Felix Mas


Felix Mas is a well-known artist around the world and best recognized for his artistic portrayals of “sensual elegance”. Much of Mas’s works contain beautiful women as the central subject matter, which many have described as alluring and intoxicating. Mas’s work finds inspiration from many different cultures and appears to be deeply influenced by Japanese woodblock prints and the fashions of India, as well as the historical grace of ancient Egypt, Rome, and Greece.

Felix Mas was born in Spain in 1935, where he currently lives and his artistic passions. He has always been a student of art since his childhood and developed his skills as he matured into adulthood. Mas attended the San Jorge Academy of Fine Arts in Barcelona, where he received a great deal of traditional training. He has also traveled throughout Europe and the United States to enrich his perspective and perfect his skills.

Mas’s inspiration comes from the diverse array of beautiful women he has seen throughout his travels, particularly influenced by ancient Rome and Greece, as well as parts of Asia, Egypt, and India. Each woman is painted precisely, exuding elegance and enhanced by her own backdrop, which is carefully thought out to add individualized flare to the central figure.

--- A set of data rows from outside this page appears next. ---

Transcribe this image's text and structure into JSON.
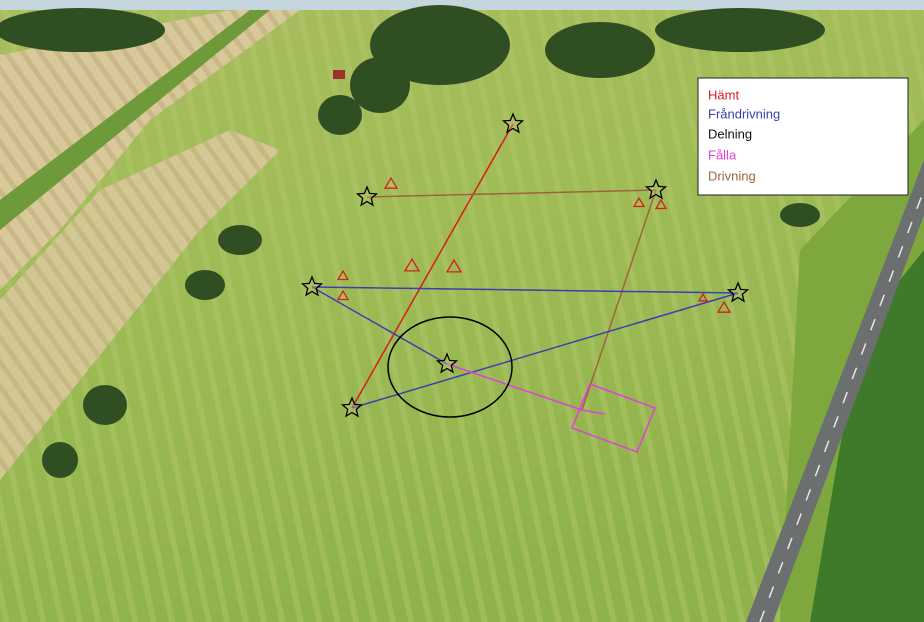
{
  "legend": {
    "items": [
      {
        "label": "Hämt",
        "color": "#d81e1e"
      },
      {
        "label": "Fråndrivning",
        "color": "#3b3fb0"
      },
      {
        "label": "Delning",
        "color": "#111111"
      },
      {
        "label": "Fålla",
        "color": "#e23ee0"
      },
      {
        "label": "Drivning",
        "color": "#a0643c"
      }
    ]
  }
}
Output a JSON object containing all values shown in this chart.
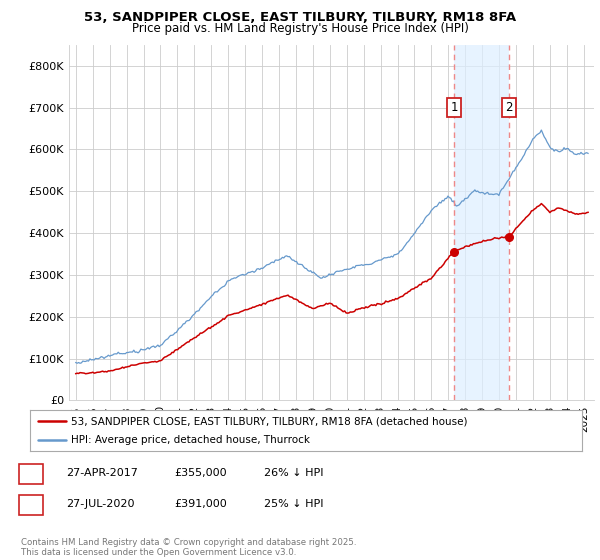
{
  "title": "53, SANDPIPER CLOSE, EAST TILBURY, TILBURY, RM18 8FA",
  "subtitle": "Price paid vs. HM Land Registry's House Price Index (HPI)",
  "ylim": [
    0,
    850000
  ],
  "yticks": [
    0,
    100000,
    200000,
    300000,
    400000,
    500000,
    600000,
    700000,
    800000
  ],
  "ytick_labels": [
    "£0",
    "£100K",
    "£200K",
    "£300K",
    "£400K",
    "£500K",
    "£600K",
    "£700K",
    "£800K"
  ],
  "xtick_years": [
    1995,
    1996,
    1997,
    1998,
    1999,
    2000,
    2001,
    2002,
    2003,
    2004,
    2005,
    2006,
    2007,
    2008,
    2009,
    2010,
    2011,
    2012,
    2013,
    2014,
    2015,
    2016,
    2017,
    2018,
    2019,
    2020,
    2021,
    2022,
    2023,
    2024,
    2025
  ],
  "red_line_color": "#cc0000",
  "blue_line_color": "#6699cc",
  "vline_color": "#ee8888",
  "shade_color": "#ddeeff",
  "marker1_year": 2017.33,
  "marker2_year": 2020.58,
  "marker1_price": 355000,
  "marker2_price": 391000,
  "legend_label_red": "53, SANDPIPER CLOSE, EAST TILBURY, TILBURY, RM18 8FA (detached house)",
  "legend_label_blue": "HPI: Average price, detached house, Thurrock",
  "table_rows": [
    {
      "num": "1",
      "date": "27-APR-2017",
      "price": "£355,000",
      "note": "26% ↓ HPI"
    },
    {
      "num": "2",
      "date": "27-JUL-2020",
      "price": "£391,000",
      "note": "25% ↓ HPI"
    }
  ],
  "footer": "Contains HM Land Registry data © Crown copyright and database right 2025.\nThis data is licensed under the Open Government Licence v3.0.",
  "background_color": "#ffffff",
  "grid_color": "#cccccc"
}
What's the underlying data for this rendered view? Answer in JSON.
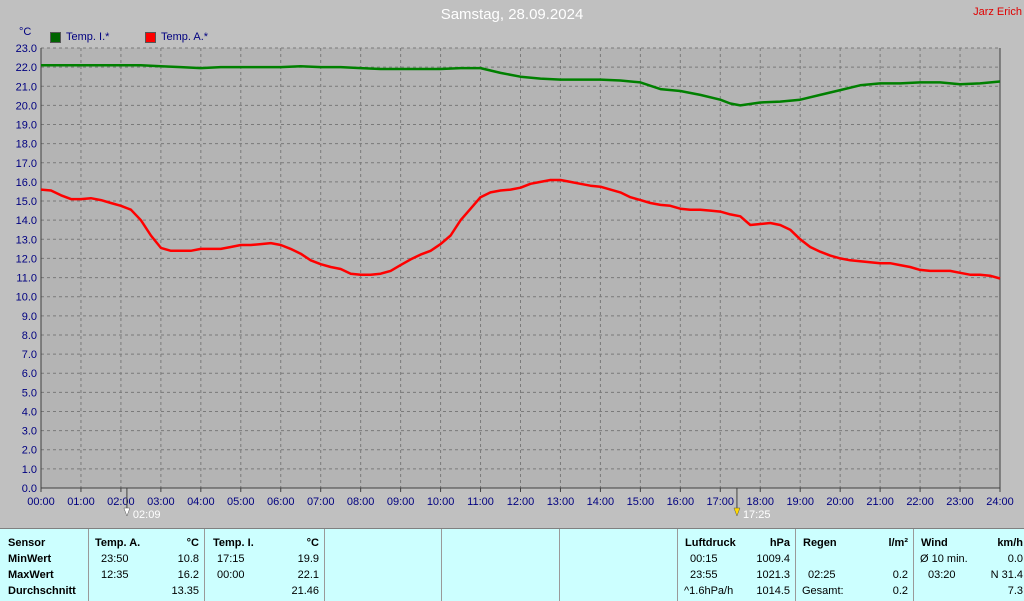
{
  "title": "Samstag, 28.09.2024",
  "author": "Jarz Erich",
  "unit": "°C",
  "legend": [
    {
      "label": "Temp. I.*",
      "color": "#006400"
    },
    {
      "label": "Temp. A.*",
      "color": "#ff0000"
    }
  ],
  "markers": [
    {
      "time": "02:09",
      "label": "02:09"
    },
    {
      "time": "17:25",
      "label": "17:25"
    }
  ],
  "chart_data": {
    "type": "line",
    "title": "Samstag, 28.09.2024",
    "ylabel": "°C",
    "xlabel": "",
    "ylim": [
      0,
      23
    ],
    "xlim": [
      0,
      24
    ],
    "grid": true,
    "legend_position": "top-left",
    "x_ticks": [
      "00:00",
      "01:00",
      "02:00",
      "03:00",
      "04:00",
      "05:00",
      "06:00",
      "07:00",
      "08:00",
      "09:00",
      "10:00",
      "11:00",
      "12:00",
      "13:00",
      "14:00",
      "15:00",
      "16:00",
      "17:00",
      "18:00",
      "19:00",
      "20:00",
      "21:00",
      "22:00",
      "23:00",
      "24:00"
    ],
    "y_ticks": [
      "0.0",
      "1.0",
      "2.0",
      "3.0",
      "4.0",
      "5.0",
      "6.0",
      "7.0",
      "8.0",
      "9.0",
      "10.0",
      "11.0",
      "12.0",
      "13.0",
      "14.0",
      "15.0",
      "16.0",
      "17.0",
      "18.0",
      "19.0",
      "20.0",
      "21.0",
      "22.0",
      "23.0"
    ],
    "series": [
      {
        "name": "Temp. I.*",
        "color": "#008000",
        "x": [
          0,
          0.5,
          1,
          1.5,
          2,
          2.5,
          3,
          3.5,
          4,
          4.5,
          5,
          5.5,
          6,
          6.5,
          7,
          7.5,
          8,
          8.5,
          9,
          9.5,
          10,
          10.5,
          11,
          11.5,
          12,
          12.5,
          13,
          13.5,
          14,
          14.5,
          15,
          15.5,
          16,
          16.5,
          17,
          17.25,
          17.5,
          18,
          18.5,
          19,
          19.5,
          20,
          20.5,
          21,
          21.5,
          22,
          22.5,
          23,
          23.5,
          24
        ],
        "values": [
          22.1,
          22.1,
          22.1,
          22.1,
          22.1,
          22.1,
          22.05,
          22.0,
          21.95,
          22.0,
          22.0,
          22.0,
          22.0,
          22.05,
          22.0,
          22.0,
          21.95,
          21.9,
          21.9,
          21.9,
          21.9,
          21.95,
          21.95,
          21.7,
          21.5,
          21.4,
          21.35,
          21.35,
          21.35,
          21.3,
          21.2,
          20.85,
          20.75,
          20.55,
          20.3,
          20.1,
          20.0,
          20.15,
          20.2,
          20.3,
          20.55,
          20.8,
          21.05,
          21.15,
          21.15,
          21.2,
          21.2,
          21.1,
          21.15,
          21.25
        ]
      },
      {
        "name": "Temp. A.*",
        "color": "#ff0000",
        "x": [
          0,
          0.25,
          0.5,
          0.75,
          1,
          1.25,
          1.5,
          1.75,
          2,
          2.25,
          2.5,
          2.75,
          3,
          3.25,
          3.5,
          3.75,
          4,
          4.25,
          4.5,
          4.75,
          5,
          5.25,
          5.5,
          5.75,
          6,
          6.25,
          6.5,
          6.75,
          7,
          7.25,
          7.5,
          7.75,
          8,
          8.25,
          8.5,
          8.75,
          9,
          9.25,
          9.5,
          9.75,
          10,
          10.25,
          10.5,
          10.75,
          11,
          11.25,
          11.5,
          11.75,
          12,
          12.25,
          12.5,
          12.75,
          13,
          13.25,
          13.5,
          13.75,
          14,
          14.25,
          14.5,
          14.75,
          15,
          15.25,
          15.5,
          15.75,
          16,
          16.25,
          16.5,
          16.75,
          17,
          17.25,
          17.5,
          17.75,
          18,
          18.25,
          18.5,
          18.75,
          19,
          19.25,
          19.5,
          19.75,
          20,
          20.25,
          20.5,
          20.75,
          21,
          21.25,
          21.5,
          21.75,
          22,
          22.25,
          22.5,
          22.75,
          23,
          23.25,
          23.5,
          23.75,
          24
        ],
        "values": [
          15.6,
          15.55,
          15.3,
          15.1,
          15.1,
          15.15,
          15.05,
          14.9,
          14.75,
          14.55,
          14.0,
          13.2,
          12.55,
          12.4,
          12.4,
          12.4,
          12.5,
          12.5,
          12.5,
          12.6,
          12.7,
          12.7,
          12.75,
          12.8,
          12.7,
          12.5,
          12.25,
          11.9,
          11.7,
          11.55,
          11.45,
          11.2,
          11.15,
          11.15,
          11.2,
          11.35,
          11.65,
          11.95,
          12.2,
          12.4,
          12.75,
          13.2,
          14.0,
          14.6,
          15.2,
          15.45,
          15.55,
          15.6,
          15.7,
          15.9,
          16.0,
          16.1,
          16.1,
          16.0,
          15.9,
          15.8,
          15.75,
          15.6,
          15.45,
          15.2,
          15.05,
          14.9,
          14.8,
          14.75,
          14.6,
          14.55,
          14.55,
          14.5,
          14.45,
          14.3,
          14.2,
          13.75,
          13.8,
          13.85,
          13.75,
          13.5,
          13.0,
          12.6,
          12.35,
          12.15,
          12.0,
          11.9,
          11.85,
          11.8,
          11.75,
          11.75,
          11.65,
          11.55,
          11.4,
          11.35,
          11.35,
          11.35,
          11.25,
          11.15,
          11.15,
          11.1,
          10.95
        ]
      }
    ]
  },
  "stats": {
    "sensor": {
      "header": "Sensor",
      "rows": [
        "MinWert",
        "MaxWert",
        "Durchschnitt"
      ]
    },
    "temp_a": {
      "header": "Temp. A.",
      "unit": "°C",
      "rows": [
        {
          "time": "23:50",
          "value": "10.8"
        },
        {
          "time": "12:35",
          "value": "16.2"
        },
        {
          "time": "",
          "value": "13.35"
        }
      ]
    },
    "temp_i": {
      "header": "Temp. I.",
      "unit": "°C",
      "rows": [
        {
          "time": "17:15",
          "value": "19.9"
        },
        {
          "time": "00:00",
          "value": "22.1"
        },
        {
          "time": "",
          "value": "21.46"
        }
      ]
    },
    "luftdruck": {
      "header": "Luftdruck",
      "unit": "hPa",
      "rows": [
        {
          "time": "00:15",
          "value": "1009.4"
        },
        {
          "time": "23:55",
          "value": "1021.3"
        },
        {
          "time": "^1.6hPa/h",
          "value": "1014.5"
        }
      ]
    },
    "regen": {
      "header": "Regen",
      "unit": "l/m²",
      "rows": [
        {
          "time": "",
          "value": ""
        },
        {
          "time": "02:25",
          "value": "0.2"
        },
        {
          "time": "Gesamt:",
          "value": "0.2"
        }
      ]
    },
    "wind": {
      "header": "Wind",
      "unit": "km/h",
      "rows": [
        {
          "time": "Ø 10 min.",
          "value": "0.0"
        },
        {
          "time": "03:20",
          "value": "N 31.4"
        },
        {
          "time": "",
          "value": "7.3"
        }
      ]
    }
  }
}
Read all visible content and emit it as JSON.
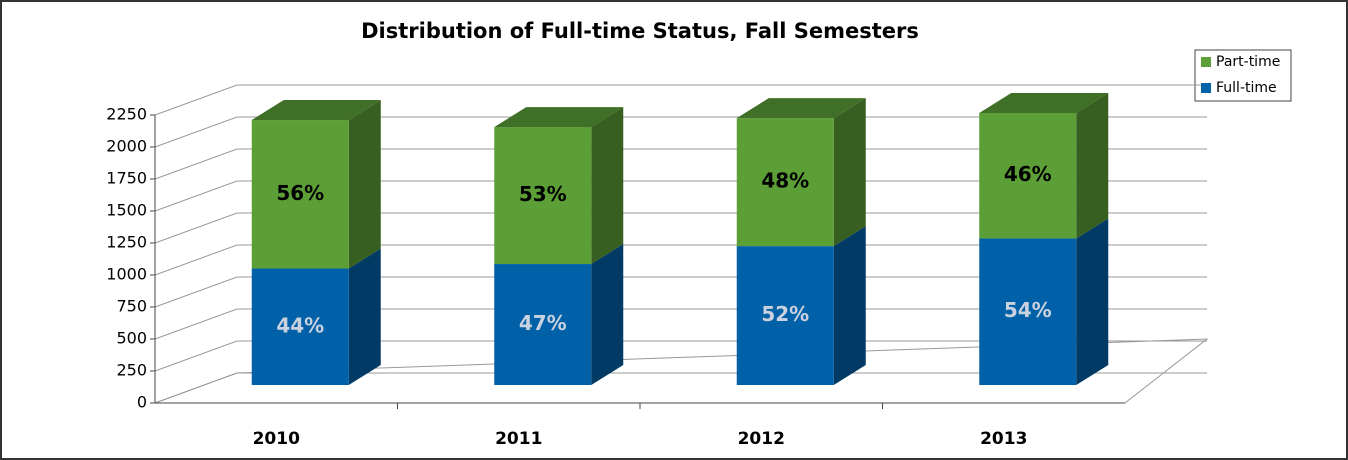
{
  "chart_data": {
    "type": "bar3d_stacked",
    "title": "Distribution of Full-time Status, Fall Semesters",
    "categories": [
      "2010",
      "2011",
      "2012",
      "2013"
    ],
    "series": [
      {
        "name": "Full-time",
        "color": "#0060a8",
        "values": [
          910,
          945,
          1085,
          1145
        ],
        "data_labels": [
          "44%",
          "47%",
          "52%",
          "54%"
        ],
        "label_color": "#c9d2de"
      },
      {
        "name": "Part-time",
        "color": "#5c9f37",
        "values": [
          1160,
          1070,
          1000,
          980
        ],
        "data_labels": [
          "56%",
          "53%",
          "48%",
          "46%"
        ],
        "label_color": "#000000"
      }
    ],
    "ylim": [
      0,
      2250
    ],
    "yticks": [
      0,
      250,
      500,
      750,
      1000,
      1250,
      1500,
      1750,
      2000,
      2250
    ],
    "grid": true,
    "legend": "top-right"
  }
}
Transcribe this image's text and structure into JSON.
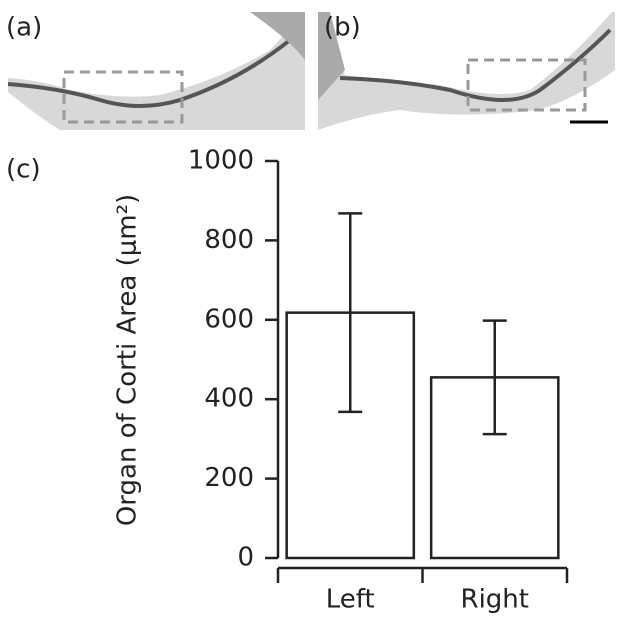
{
  "panels": {
    "a": "(a)",
    "b": "(b)"
  },
  "chart_data": {
    "type": "bar",
    "panel_label": "(c)",
    "y_label": "Organ of Corti Area (μm²)",
    "categories": [
      "Left",
      "Right"
    ],
    "values": [
      618,
      455
    ],
    "errors": [
      250,
      143
    ],
    "color": "#ffffff",
    "ylim": [
      0,
      1000
    ],
    "yticks": [
      0,
      200,
      400,
      600,
      800,
      1000
    ]
  }
}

The colors that Felix Mas chooses to use for his artwork are quite unique. Many of his colors are created by using natural pigments. His use of color in each painting helps to express the emotion of the work. As one looks deeply into one of his pieces of work, it becomes impossible not to be mesmerized. Not by just the beauty of the total work, but by the intricacy of the work. The finite details that he includes are breathtaking. Whether it is a woman detailed with intricate butterfly wings that seem to come to life with delicate coloring. Or a woman who is adorned in the most elaborate kimono brush stroked with the most vibrant of colors. Mas truly knows how to paint the femininity and gracefulness of a woman.
Felix Mas can capture a woman’s soul and beauty and put it on to canvas in a way that very few artists can represent with such complexity. His work is subjective and left purposefully up to the viewer’s own translation and ideas.